Given the sheer size of what Google does, the chances of getting everything right all the time would appear to be statistically nil. In September, the latest data available, Google handled 38.2 billion searches--some 63 percent of the total 61 billion searches worldwide, says Andrew Lipsman, senior analyst with Internet measuring service Comscore. Of Google's total, Google News accounted for some 103 million searches. According to Google, it "crawls" 4,500 English-language news sites, and thousands more worldwide in other languages, to seize freshly posted stories and images for storage in Google's servers that it taps to respond to keyword searches.
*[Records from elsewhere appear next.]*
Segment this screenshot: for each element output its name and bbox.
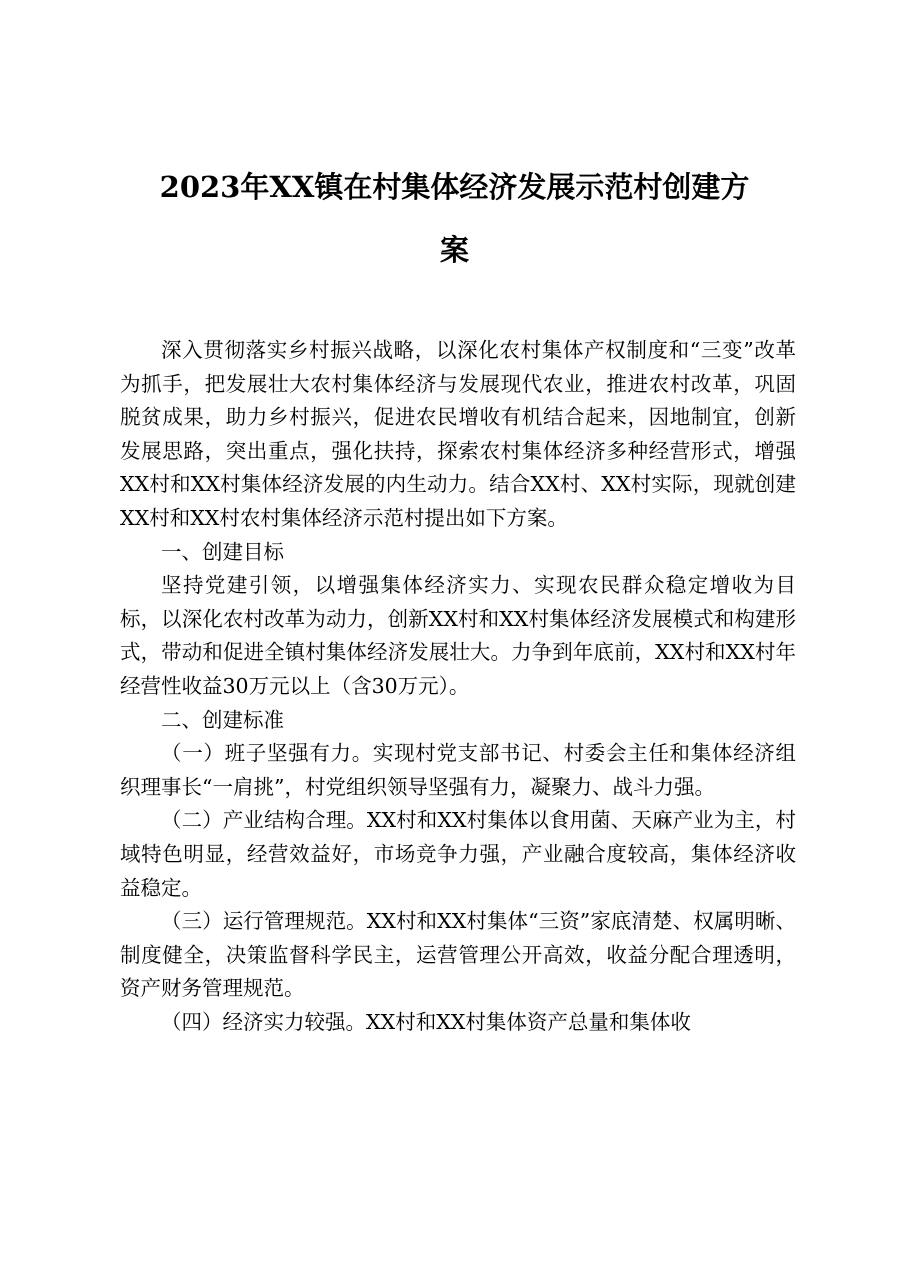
standard-item-4: （四）经济实力较强。XX村和XX村集体资产总量和集体收	[161, 1009, 691, 1034]
document-body	[120, 334, 796, 1039]
standard-item-3: （三）运行管理规范。XX村和XX村集体“三资”家底清楚、权属明晰、制度健全，决策监督科学民主，运营管理公开高效，收益分配合理透明，资产财务管理规范。	[120, 909, 796, 1001]
section-heading-standards: 二、创建标准	[161, 707, 284, 732]
standard-item-1: （一）班子坚强有力。实现村党支部书记、村委会主任和集体经济组织理事长“一肩挑”，村党组织领导坚强有力，凝聚力、战斗力强。	[120, 741, 796, 799]
document-title-line-2: 案	[439, 233, 469, 267]
standard-item-2: （二）产业结构合理。XX村和XX村集体以食用菌、天麻产业为主，村域特色明显，经营效益好，市场竞争力强，产业融合度较高，集体经济收益稳定。	[120, 808, 796, 900]
goals-paragraph: 坚持党建引领，以增强集体经济实力、实现农民群众稳定增收为目标，以深化农村改革为动力，创新XX村和XX村集体经济发展模式和构建形式，带动和促进全镇村集体经济发展壮大。力争到年底前，XX村和XX村年经营性收益30万元以上（含30万元）。	[120, 573, 796, 698]
intro-paragraph: 深入贯彻落实乡村振兴战略，以深化农村集体产权制度和“三变”改革为抓手，把发展壮大农村集体经济与发展现代农业，推进农村改革，巩固脱贫成果，助力乡村振兴，促进农民增收有机结合起来，因地制宜，创新发展思路，突出重点，强化扶持，探索农村集体经济多种经营形式，增强XX村和XX村集体经济发展的内生动力。结合XX村、XX村实际，现就创建XX村和XX村农村集体经济示范村提出如下方案。	[120, 338, 796, 530]
section-heading-goals: 一、创建目标	[161, 539, 284, 564]
document-title-line-1: 2023年XX镇在村集体经济发展示范村创建方	[159, 170, 750, 204]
Google won't disclose the scope or details of its mismatching problem. But the problem clearly seems to be associated with material from at least one of the world's major originators of news--Reuters, which declined to comment on the situation. The primates and associated Parsons and O'Neal stories, for example, were both retrieved by Google from Reuters--as were the mismatched wildfire photo and Argentine election story, as well as other examples.
Reuters makes its stories and photos available separately for retrieval by search engines, Google foremost. When the search giant dispatches a crawler to snare a story from the Reuters site, it simultaneously deploys a crawler to Reuters's photo gallery. But the image crawler isn't discriminating. It simply grabs the first photo in the gallery, never mind that the particular image often has nothing remotely to do with the text-based story.
Google says it is trying hard to fix the problem. But for now, it seems a primate could do a better job.